La pièce de théâtre « Prière de ne pas diffamer » proposée par la médiathèque, vendredi 4 novembre, n’a pas attiré beaucoup de monde, et au risque de nous répéter, les absents ont encore eu tort. Les Fresnois auraient pourtant pu se sentir concernés par la vie d’Hélène Bessette qui a passé une partie de son enfance en pension à Fresnay.
Mais qui était Hélène Bessette ? Entre 1953 et 1973, elle publie 13 romans et une pièce de théâtre chez Gallimard. Bousculant grammaire et syntaxe, elle invente une langue inédite et initie ce qu’elle appelle le Roman poétique. De grandes figures du monde littéraire et culturel, Raymond Queneau, Marguerite Duras, Nathalie Sarraute, André Malraux, entre autres, saluent la modernité et la singularité de l’œuvre et reconnaissent en elle un écrivain d’exception.
Rebelle oubliée
Hélas, un temps promise à la célébrité, prix Cazes en 1953 et deux fois sur les listes du Goncourt et du Médicis, Hélène Bessette ne connaîtra jamais le succès public. Rebelle au milieu littéraire et dotée d’un solide caractère, elle affronte sa vie durant, l’anonymat et la misère… Après 1973, Gallimard lassé par son insuccès, refuse ses manuscrits, et pour survivre elle devient serveuse et fait des ménages, et meurt au Mans en 2000, oubliée de la littérature.
Atteinte aux bonnes mœurs
C’est un raccourci de sa vie, sur des textes de Régis Hebette, présent à Fresnay, et Gilles Auffray, que Laure Wolf a interprété vendredi soir, campant une Hélène Bessette telle que l’on peut se l’imaginer au travers de cette biographie, tant l’actrice s’est imprégnée de son personnage, qu’elle ne connaissait pas mais qui l’avait émue par ses écrits…
Un moment institutrice avec un premier poste à Tourouvre, « Vous connaissez Tourouvre ? », sa mère l’ayant inscrite à l’ENI (École Normale d’Instituteurs) alors qu’elle voulait faire l’ENS (École Normale Supérieure), elle parle de son enfance en pension à Fresnay-sur-Sarthe, « Vous connaissez Fresnay-sur-Sarthe ? », la pièce relate un parcours chaotique, la naissance de ses fils, son procès pour diffamation et atteinte aux bonnes mœurs, au moment où elle est sur le point de rencontrer le succès.
Dans sa plaidoirie, l’avocat de la partie adverse, un certain Roland Dumas, déclare : « Elle a eu des voix aux Goncourt et on ne sait pas comment… », ses combats contre Gallimard…

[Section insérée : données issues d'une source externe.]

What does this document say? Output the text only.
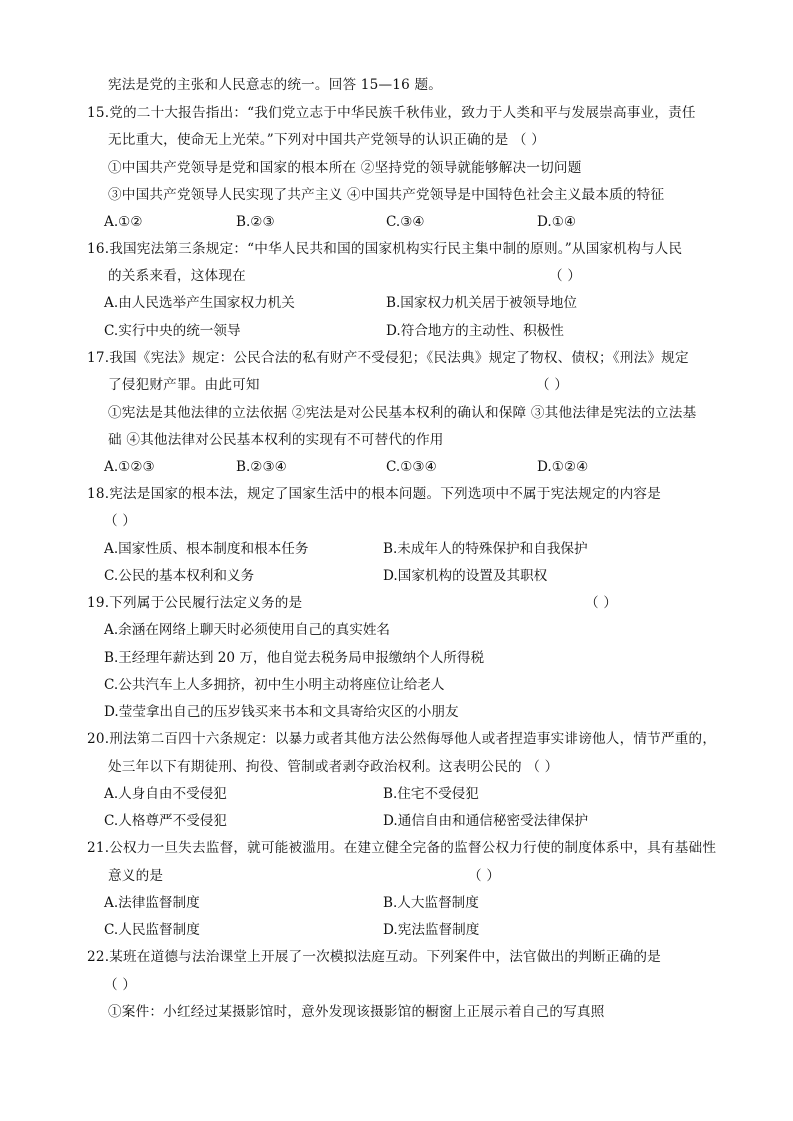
宪法是党的主张和人民意志的统一。回答 15—16 题。
15.党的二十大报告指出：“我们党立志于中华民族千秋伟业，致力于人类和平与发展崇高事业，责任
无比重大，使命无上光荣。”下列对中国共产党领导的认识正确的是 （ ）
①中国共产党领导是党和国家的根本所在 ②坚持党的领导就能够解决一切问题
③中国共产党领导人民实现了共产主义 ④中国共产党领导是中国特色社会主义最本质的特征
A.①②	B.②③	C.③④	D.①④
16.我国宪法第三条规定：“中华人民共和国的国家机构实行民主集中制的原则。”从国家机构与人民
的关系来看，这体现在	（ ）
A.由人民选举产生国家权力机关	B.国家权力机关居于被领导地位
C.实行中央的统一领导	D.符合地方的主动性、积极性
17.我国《宪法》规定：公民合法的私有财产不受侵犯；《民法典》规定了物权、债权；《刑法》规定
了侵犯财产罪。由此可知	（ ）
①宪法是其他法律的立法依据 ②宪法是对公民基本权利的确认和保障 ③其他法律是宪法的立法基
础 ④其他法律对公民基本权利的实现有不可替代的作用
A.①②③	B.②③④	C.①③④	D.①②④
18.宪法是国家的根本法，规定了国家生活中的根本问题。下列选项中不属于宪法规定的内容是
（ ）
A.国家性质、根本制度和根本任务	B.未成年人的特殊保护和自我保护
C.公民的基本权利和义务	D.国家机构的设置及其职权
19.下列属于公民履行法定义务的是	（ ）
A.余涵在网络上聊天时必须使用自己的真实姓名
B.王经理年薪达到 20 万，他自觉去税务局申报缴纳个人所得税
C.公共汽车上人多拥挤，初中生小明主动将座位让给老人
D.莹莹拿出自己的压岁钱买来书本和文具寄给灾区的小朋友
20.刑法第二百四十六条规定：以暴力或者其他方法公然侮辱他人或者捏造事实诽谤他人，情节严重的，
处三年以下有期徒刑、拘役、管制或者剥夺政治权利。这表明公民的 （ ）
A.人身自由不受侵犯	B.住宅不受侵犯
C.人格尊严不受侵犯	D.通信自由和通信秘密受法律保护
21.公权力一旦失去监督，就可能被滥用。在建立健全完备的监督公权力行使的制度体系中，具有基础性
意义的是	（ ）
A.法律监督制度	B.人大监督制度
C.人民监督制度	D.宪法监督制度
22.某班在道德与法治课堂上开展了一次模拟法庭互动。下列案件中，法官做出的判断正确的是
（ ）
①案件：小红经过某摄影馆时，意外发现该摄影馆的橱窗上正展示着自己的写真照
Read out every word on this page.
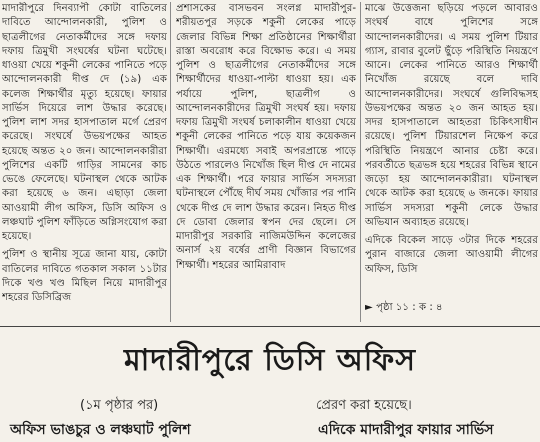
মাদারীপুরে দিনব্যাপী কোটা বাতিলের দাবিতে আন্দোলনকারী, পুলিশ ও ছাত্রলীগের নেতাকর্মীদের সঙ্গে দফায় দফায় ত্রিমুখী সংঘর্ষের ঘটনা ঘটেছে। ধাওয়া খেয়ে শকুনী লেকের পানিতে পড়ে আন্দোলনকারী দীপ্ত দে (১৯) এক কলেজ শিক্ষার্থীর মৃত্যু হয়েছে। ফায়ার সার্ভিস দিয়েরে লাশ উদ্ধার করেছে। পুলিশ লাশ সদর হাসপাতাল মর্গে প্রেরণ করেছে। সংঘর্ষে উভয়পক্ষের আহত হয়েছে অন্তত ২০ জন। আন্দোলনকারীরা পুলিশের একটি গাড়ির সামনের কাচ ভেঙে ফেলেছে। ঘটনাস্থল থেকে আটক করা হয়েছে ৬ জন। এছাড়া জেলা আওয়ামী লীগ অফিস, ডিসি অফিস ও লঞ্চঘাট পুলিশ ফাঁড়িতে অগ্নিসংযোগ করা হয়েছে।

পুলিশ ও স্থানীয় সূত্রে জানা যায়, কোটা বাতিলের দাবিতে গতকাল সকাল ১১টার দিকে খণ্ড খণ্ড মিছিল নিয়ে মাদারীপুর শহরের ডিসিব্রিজ

প্রশাসকের বাসভবন সংলগ্ন মাদারীপুর-শরীয়তপুর সড়কে শকুনী লেকের পাড়ে জেলার বিভিন্ন শিক্ষা প্রতিষ্ঠানের শিক্ষার্থীরা রাস্তা অবরোধ করে বিক্ষোভ করে। এ সময় পুলিশ ও ছাত্রলীগের নেতাকর্মীদের সঙ্গে শিক্ষার্থীদের ধাওয়া-পাল্টা ধাওয়া হয়। এক পর্যায়ে পুলিশ, ছাত্রলীগ ও আন্দোলনকারীদের ত্রিমুখী সংঘর্ষ হয়। দফায় দফায় ত্রিমুখী সংঘর্ষ চলাকালীন ধাওয়া খেয়ে শকুনী লেকের পানিতে পড়ে যায় কয়েকজন শিক্ষার্থী। এরমধ্যে সবাই অপরপ্রান্তে পাড়ে উঠতে পারলেও নিখোঁজ ছিল দীপ্ত দে নামের এক শিক্ষার্থী। পরে ফায়ার সার্ভিস সদস্যরা ঘটনাস্থলে পৌঁছে দীর্ঘ সময় খোঁজার পর পানি থেকে দীপ্ত দে লাশ উদ্ধার করেন। নিহত দীপ্ত দে ডোবা জেলার স্বপন দের ছেলে। সে মাদারীপুর সরকারি নাজিমউদ্দিন কলেজের অনার্স ২য় বর্ষের প্রাণী বিজ্ঞান বিভাগের শিক্ষার্থী। শহরের আমিরাবাদ

মাঝে উত্তেজনা ছড়িয়ে পড়লে আবারও সংঘর্ষ বাধে পুলিশের সঙ্গে আন্দোলনকারীদের। এ সময় পুলিশ টিয়ার গ্যাস, রাবার বুলেট ছুঁড়ে পরিস্থিতি নিয়ন্ত্রণে আনে। লেকের পানিতে আরও শিক্ষার্থী নিখোঁজ রয়েছে বলে দাবি আন্দোলনকারীদের। সংঘর্ষে গুলিবিদ্ধসহ উভয়পক্ষের অন্তত ২০ জন আহত হয়। সদর হাসপাতালে আহতরা চিকিৎসাধীন রয়েছে। পুলিশ টিয়ারশেল নিক্ষেপ করে পরিস্থিতি নিয়ন্ত্রণে আনার চেষ্টা করে। পরবর্তীতে ছত্রভঙ্গ হয়ে শহরের বিভিন্ন স্থানে জড়ো হয় আন্দোলনকারীরা। ঘটনাস্থল থেকে আটক করা হয়েছে ৬ জনকে। ফায়ার সার্ভিস সদস্যরা শকুনী লেকে উদ্ধার অভিযান অব্যাহত রয়েছে।

এদিকে বিকেল সাড়ে ৩টার দিকে শহরের পুরান বাজারে জেলা আওয়ামী লীগের অফিস, ডিসি

► পৃষ্ঠা ১১ : ক : ৪
মাদারীপুরে ডিসি অফিস
(১ম পৃষ্ঠার পর)	প্রেরণ করা হয়েছে।
অফিস ভাঙচুর ও লঞ্চঘাট পুলিশ	এদিকে মাদারীপুর ফায়ার সার্ভিস
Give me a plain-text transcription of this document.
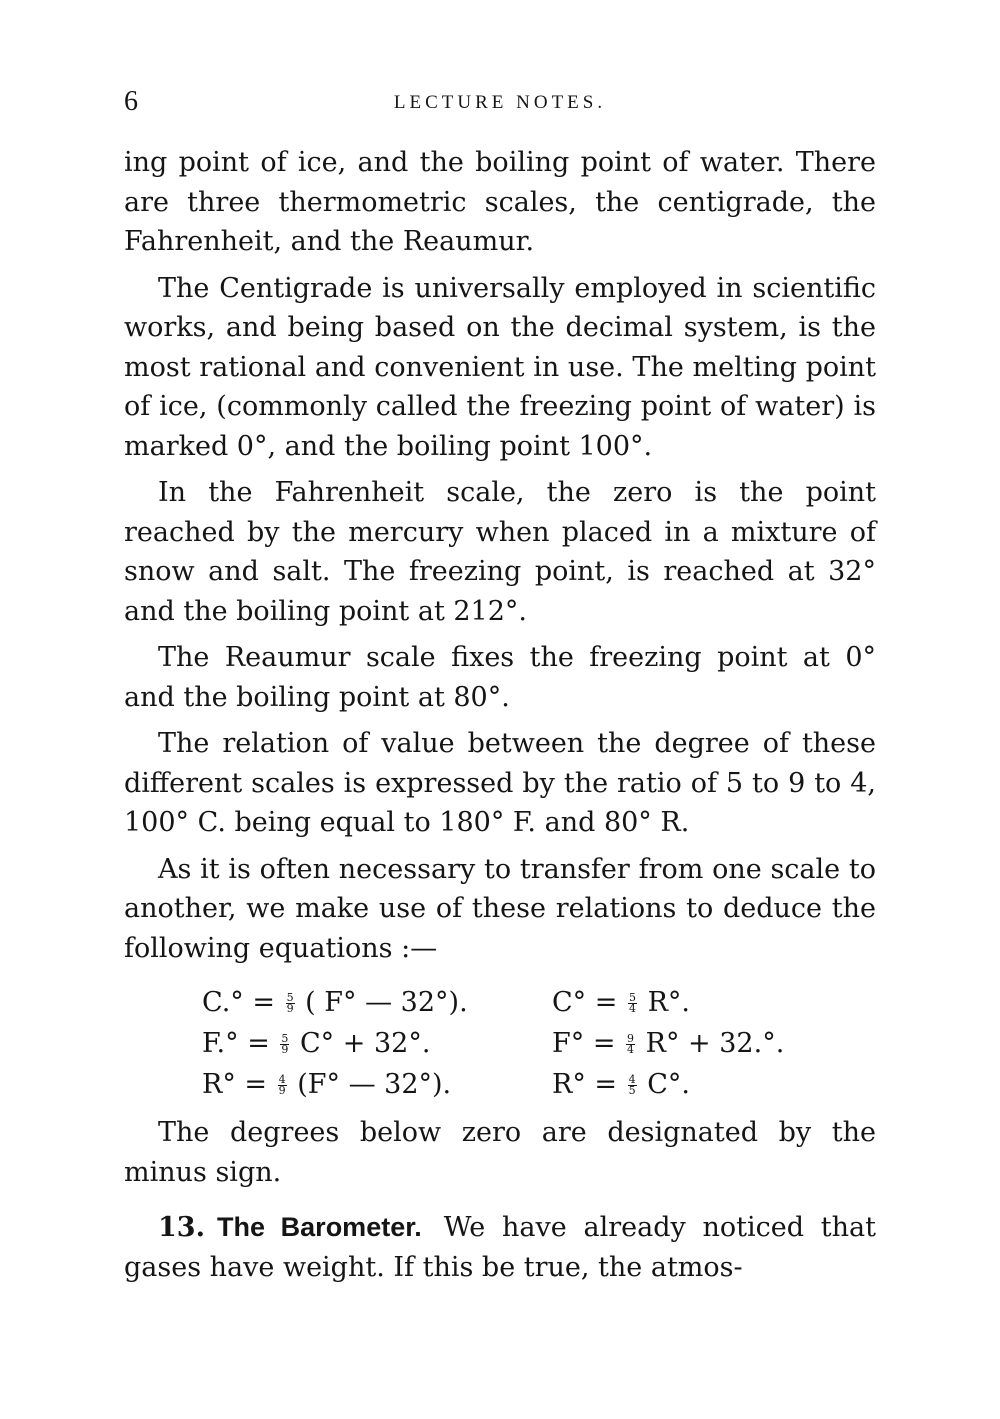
6	LECTURE NOTES.

ing point of ice, and the boiling point of water. There are three thermometric scales, the centigrade, the Fahrenheit, and the Reaumur.

The Centigrade is universally employed in scientific works, and being based on the decimal system, is the most rational and convenient in use. The melting point of ice, (commonly called the freezing point of water) is marked 0°, and the boiling point 100°.

In the Fahrenheit scale, the zero is the point reached by the mercury when placed in a mixture of snow and salt. The freezing point, is reached at 32° and the boiling point at 212°.

The Reaumur scale fixes the freezing point at 0° and the boiling point at 80°.

The relation of value between the degree of these different scales is expressed by the ratio of 5 to 9 to 4, 100° C. being equal to 180° F. and 80° R.

As it is often necessary to transfer from one scale to another, we make use of these relations to deduce the following equations :—

$C.^\circ = \frac{5}{9}$ ( F° — 32°).	$C^\circ = \frac{5}{4} R^\circ$.
$F.^\circ = \frac{5}{9} C^\circ + 32^\circ$.	$F^\circ = \frac{9}{4} R^\circ + 32.^\circ$.
$R^\circ = \frac{4}{9} (F^\circ$ — 32°).	$R^\circ = \frac{4}{5} C^\circ$.

The degrees below zero are designated by the minus sign.

13. The Barometer. We have already noticed that gases have weight. If this be true, the atmos-
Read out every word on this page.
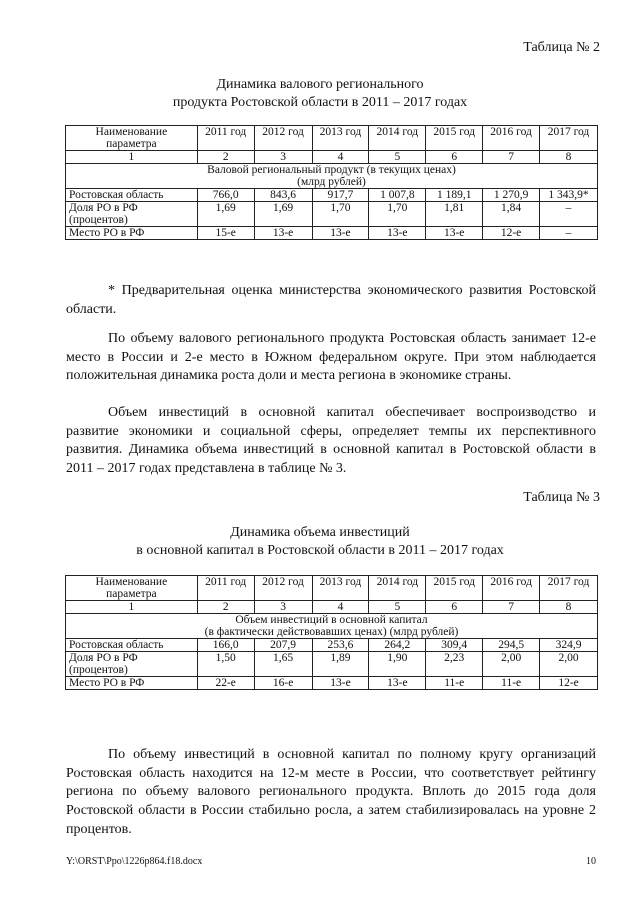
Таблица № 2
Динамика валового регионального
продукта Ростовской области в 2011 – 2017 годах
Наименование параметра	2011 год	2012 год	2013 год	2014 год	2015 год	2016 год	2017 год
1	2	3	4	5	6	7	8

Валовой региональный продукт (в текущих ценах)
(млрд рублей)							

Ростовская область	766,0	843,6	917,7	1 007,8	1 189,1	1 270,9	1 343,9*
Доля РО в РФ (процентов)	1,69	1,69	1,70	1,70	1,81	1,84	–
Место РО в РФ	15-е	13-е	13-е	13-е	13-е	12-е	–
* Предварительная оценка министерства экономического развития Ростовской области.
По объему валового регионального продукта Ростовская область занимает 12-е место в России и 2-е место в Южном федеральном округе. При этом наблюдается положительная динамика роста доли и места региона в экономике страны.
Объем инвестиций в основной капитал обеспечивает воспроизводство и развитие экономики и социальной сферы, определяет темпы их перспективного развития. Динамика объема инвестиций в основной капитал в Ростовской области в 2011 – 2017 годах представлена в таблице № 3.
Таблица № 3
Динамика объема инвестиций
в основной капитал в Ростовской области в 2011 – 2017 годах
Наименование параметра	2011 год	2012 год	2013 год	2014 год	2015 год	2016 год	2017 год
1	2	3	4	5	6	7	8

Объем инвестиций в основной капитал
(в фактически действовавших ценах) (млрд рублей)							

Ростовская область	166,0	207,9	253,6	264,2	309,4	294,5	324,9
Доля РО в РФ (процентов)	1,50	1,65	1,89	1,90	2,23	2,00	2,00
Место РО в РФ	22-е	16-е	13-е	13-е	11-е	11-е	12-е
По объему инвестиций в основной капитал по полному кругу организаций Ростовская область находится на 12-м месте в России, что соответствует рейтингу региона по объему валового регионального продукта. Вплоть до 2015 года доля Ростовской области в России стабильно росла, а затем стабилизировалась на уровне 2 процентов.
Y:\ORST\Ppo\1226p864.f18.docx	10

À la fin de sa vie, sur la porte de son petit appartement du Mans, était écrit sur un carton : « Prière de ne pas diffamer Hélène Bessette de chez Gallimard » d’où le titre de la pièce !
Un fils présent
Après 50 mn, l’actrice s’en va sur un monologue qu’elle poursuit hors de la vue du maigre public… Un public parmi lequel se trouvait Patrick Brabant, un des fils d’Hélène Bessette, et qui, au fil des questions, livre son vécu auprès d’elle .
« Elle n’était pas particulièrement joyeuse, elle était en colère contre tout le monde… Elle avait beaucoup d’humour, mais sa vie ne la poussait pas à être joyeuse ! Elle avait un mauvais caractère… Elle a beaucoup voyagé, Chartres, Marseille, Sydney où elle travailla dans une usine de savon. Elle a été beaucoup influencée par la littérature américaine, lisait en anglais… Je connais beaucoup mieux ma mère depuis qu’elle est décédée, grâce à ses écrits ! Je suis sidéré de voir à quel point elle avait une vision juste des choses… ».
Reconnue
Une dizaine de valises remplies de ses écrits ont été retrouvées, et Julien Doussinault, qui vit à Paris, a consacré à Hélène Bessette un mémoire universitaire, et publié une biographie d’Hélène Bessette aux Éditions Léo Scheer. Actuellement, l’éditeur réédite certains de ses livres afin de la sortir de l’oubli… Elle qui disait à ses fils qu’elle serait reconnue trente ou cinquante ans après sa mort, grâce au travail de Julien Doussinault, grâce à cette pièce et à son interprète, on descendra peut-être à 16…
En 2018, un colloque lui sera consacré à Cerisy, haut lieu de la consécration littéraire.
Une dernière représentation de cette pièce sera donnée le jeudi 17 novembre à 18 h à la médiathèque du Mans.